Türkiye Büyük Millet Meclisi Başkanı ve İsviçre Parlamento Başkanı,
seçkin davetliler arasında bulundu. İsviçre hükümetinin çıkardığı akıl
almaz güçlüklere ve sözde sosyal demokrat Dışişleri Bakanımızın
sahiplenmemesine rağmen Türkiye için kutsal iki belgenin imzalandıkları
mahallerdeki bu başarılı kutlamalarını ilk kez akıl ve organize eden bir
kişi olmanın gururunu taşımaktayım.
Lozan Barış Antlaşması’nın 100.
yılının, 75. yıl kutlamaları için düşünüp gerçekleştiremediğim şekilde
Birleşmiş Milletler’ce bir örnek barış olayı olarak benimsenip
kutlanmasını temenni ederim. Bunun için hükümetimizin konuyu benimseyip
şimdiden teşebbüse geçmesi gerekir.
(*) İngiliz Büyükelçisi De
Robeck, daha sonra Yunanlıların Anadolu’ya çıkarılmasına hükümetine
İstanbul’dan gönderdiği telgraflarda ağır ifadelerle karşı çıkar.
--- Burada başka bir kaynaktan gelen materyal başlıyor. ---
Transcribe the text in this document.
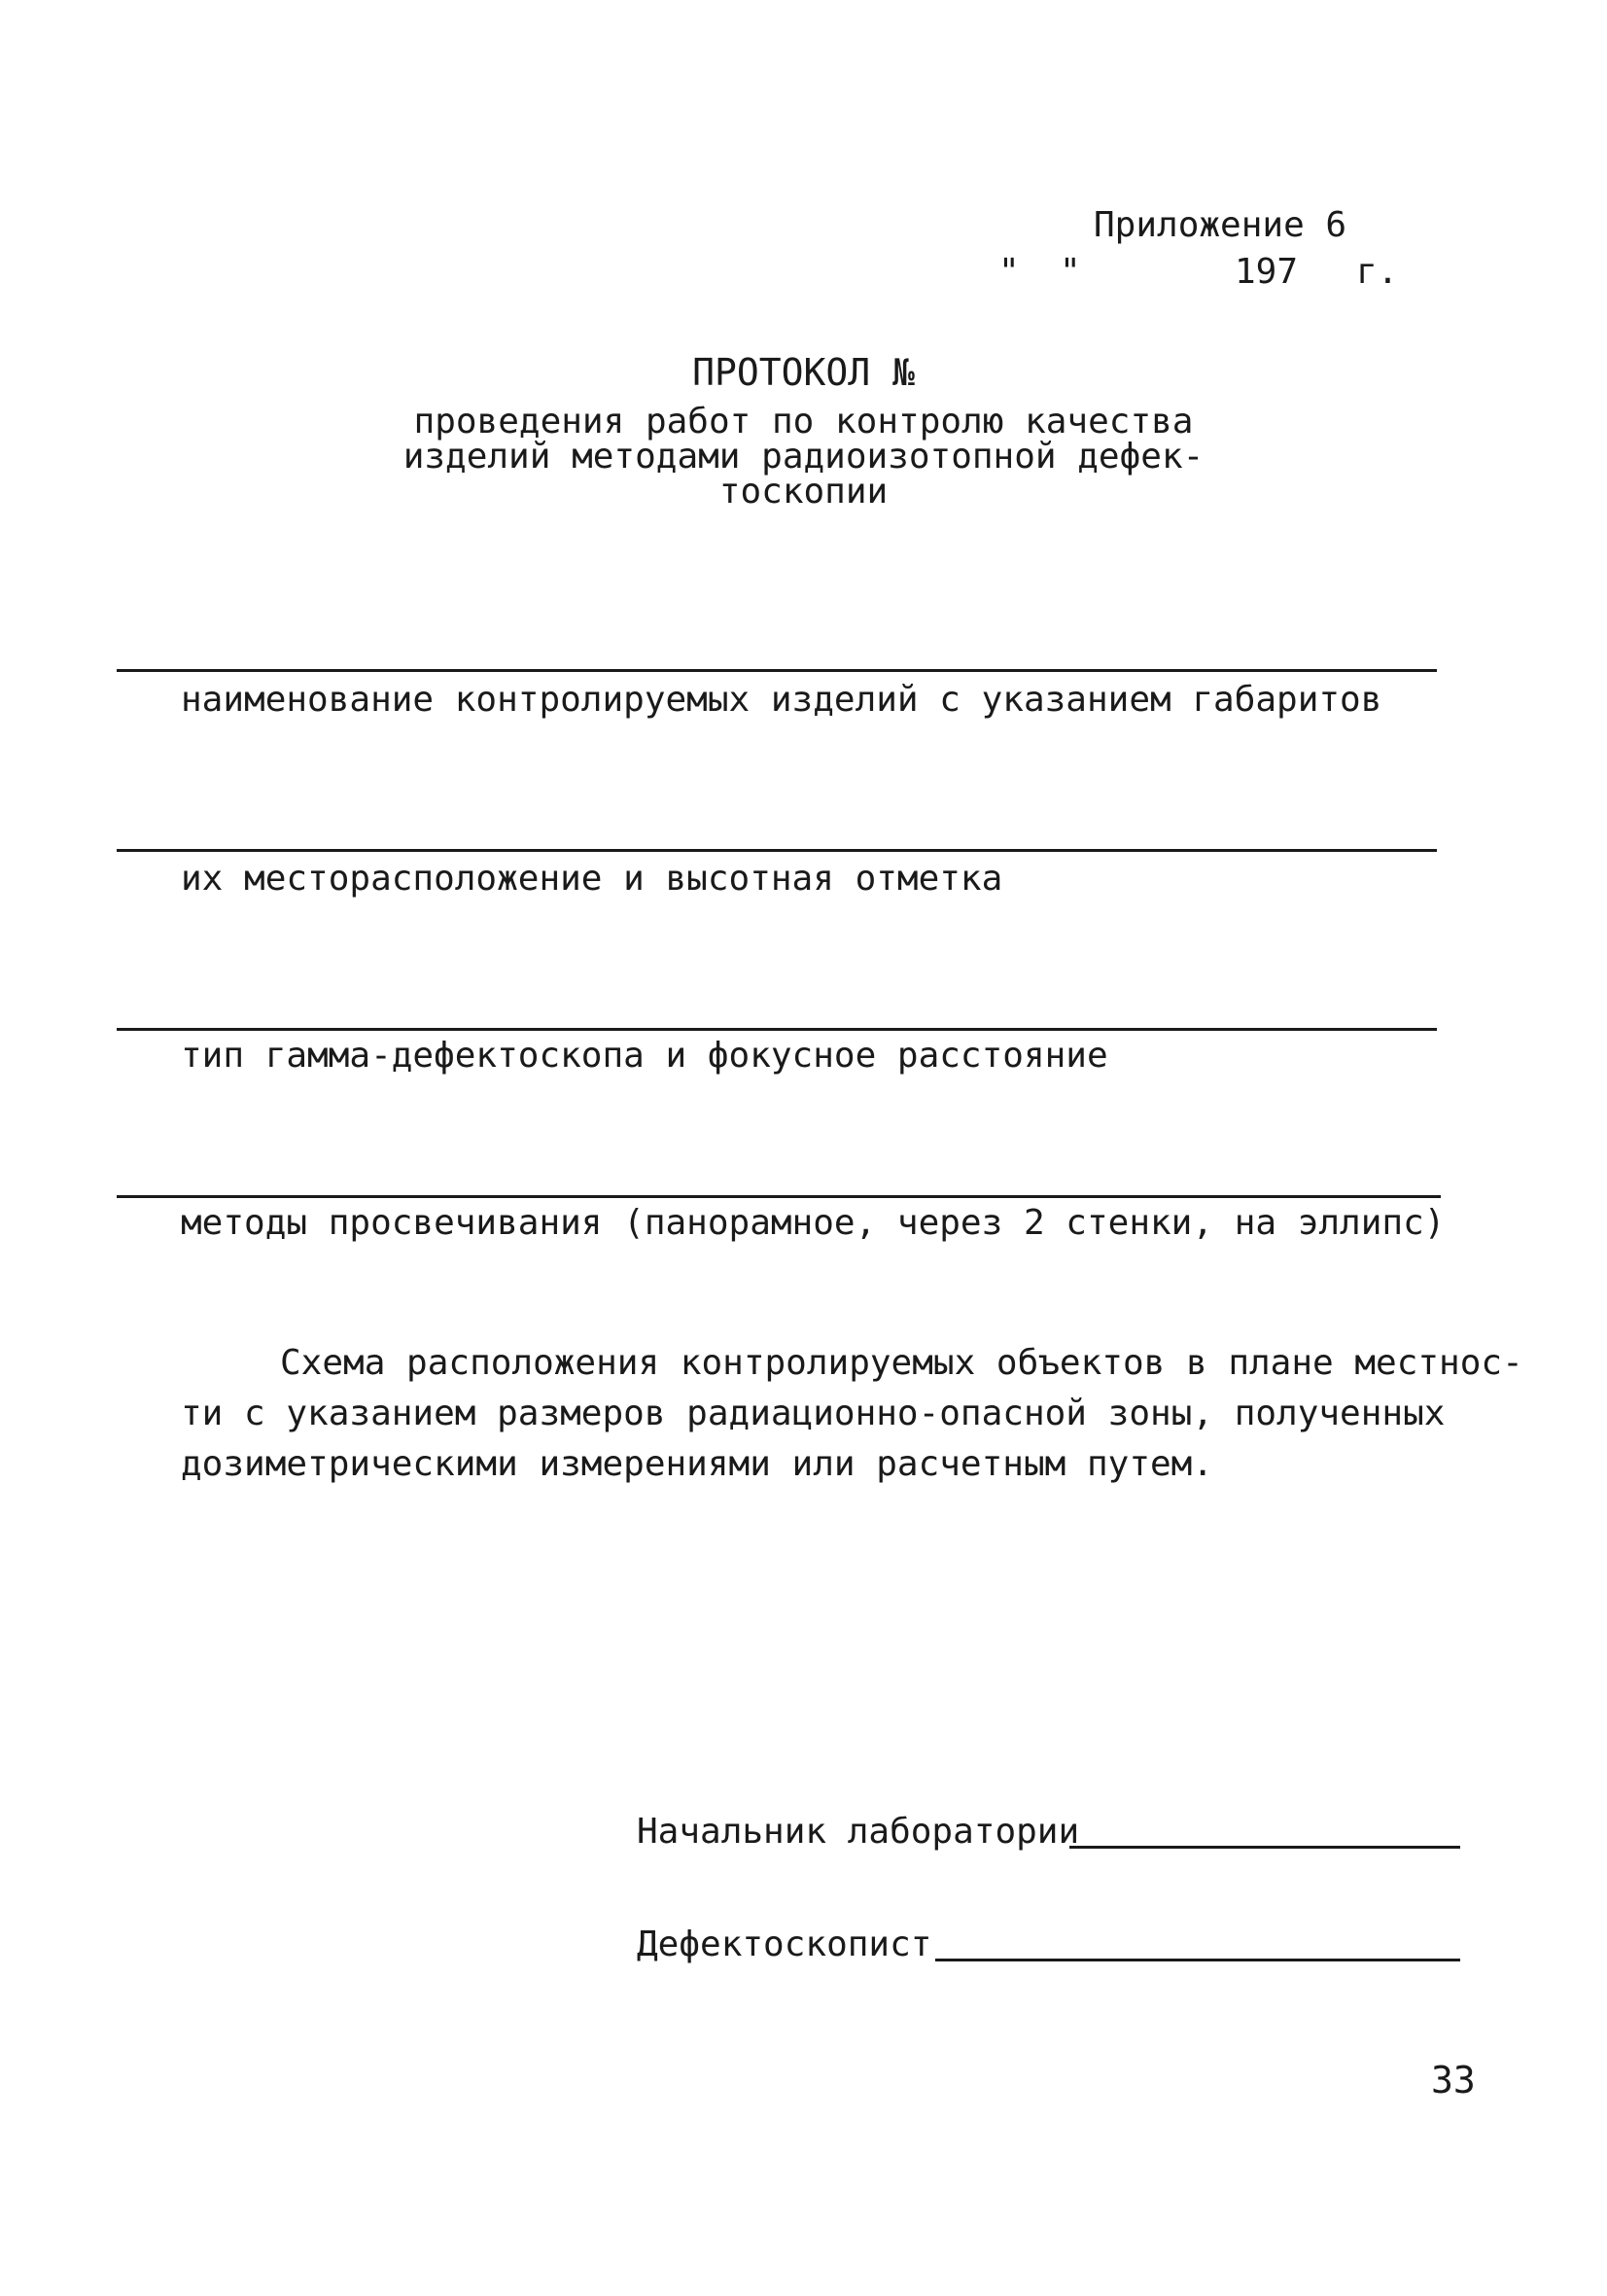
Приложение 6
" "	197 г.
ПРОТОКОЛ №
проведения работ по контролю качества
изделий методами радиоизотопной дефек-
тоскопии
наименование контролируемых изделий с указанием габаритов
их месторасположение и высотная отметка
тип гамма-дефектоскопа и фокусное расстояние
методы просвечивания (панорамное, через 2 стенки, на эллипс)
Схема расположения контролируемых объектов в плане местнос-
ти с указанием размеров радиационно-опасной зоны, полученных
дозиметрическими измерениями или расчетным путем.
Начальник лаборатории
Дефектоскопист
33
Bakınız: İngiliz Belgeleri ile Sevr’den Lozan’a. Taner Baytok. Doğan
Kitap
(**) Lozan müzakarelerinde Osmanlı’nın Avrupa’daki büyükelçilikleri kullanılmamıştır.
(**) Atatürk’ün 1 Mart 1923 TBMM açış konuşması, Atatürk’ün 13 Ağustos 1923 TBMM II. Dönem I. Yasama Konuşması gibi.